4. Placement. Statistics show that posting on the U.S. exchanges are more successful in first day of trading (78% of new IPO in the United States show a positive trend in the first day, while on the Hong Kong stock exchange – 57%).

It is no coincidence because the us stock market is very liquid, has the most developed infrastructure, effective regulation and the largest number of institutional and private investors. In other words, in the US, most of the investors ‘ money and over the years developed trust in the institutions of the stock market. It should be noted that the difference in the dynamics of the shares placed in new York and, say, in Hong Kong, virtually disappears on the horizon of 12 months.

5. The work of the organizers of the IPO. An important indicator of the efficiency of investment banks is the so-called oversubscription books location – the excess of demand over supply of shares. It is a good indicator of the success of the coming IPO.

However, it is important to remember that slight oversubscription is not necessarily an indicator of a “failed” placement, and the stock may show good growth even if the demand from the institutional market participants at the time of formation of the order book was relatively low.
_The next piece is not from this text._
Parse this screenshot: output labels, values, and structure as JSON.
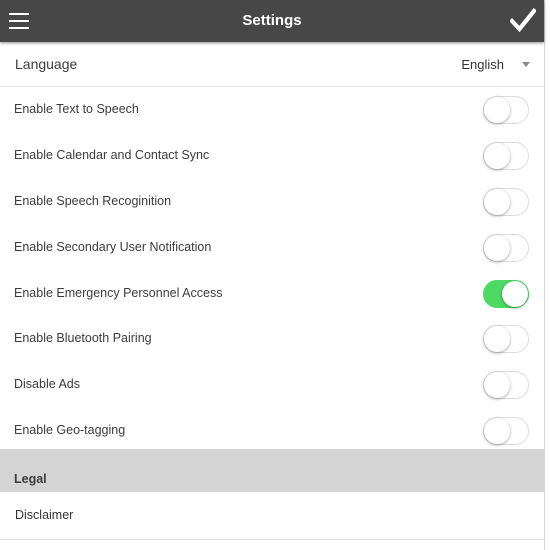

Often, the positive dynamics of shares to provide private investors who buy securities after the start of trading and draw investment ideas from specialized online resources and social networking. So the positive information background on the Internet also becomes one of the success factors.

Quite often in “hot” offerings, the demand exceeds the offer in tens times. And while this is a sign of the success of the placement, the reverse side of this factor is a very small allocation of securities among investors.

Often, when the oversubscription is more than 20 times the allocation of investors does not exceed 2-5% of the declared demand – regardless of the weight and reputation subscriber. That is actually to obtain a high allocation to participate in the hottest IPOs, investors have little chance. In addition, as a rule, in an IPO are able to participate only to institutional investors and only a very rare exception – private.

It is important to note that in less hot locations, the dynamics of the stock after the IPO are less predictable. In addition to purely market forces it will be subject to further investor interest in the company after the placement.

Shares immediately after the IPO, often show increased volatility, largely due to the lack of broad market consensus from paper-beginners. Market consensus is usually formed later – after the stock will get an official public recommendations from major brokers (usually 30-60 days after placement) or after one or two reporting periods.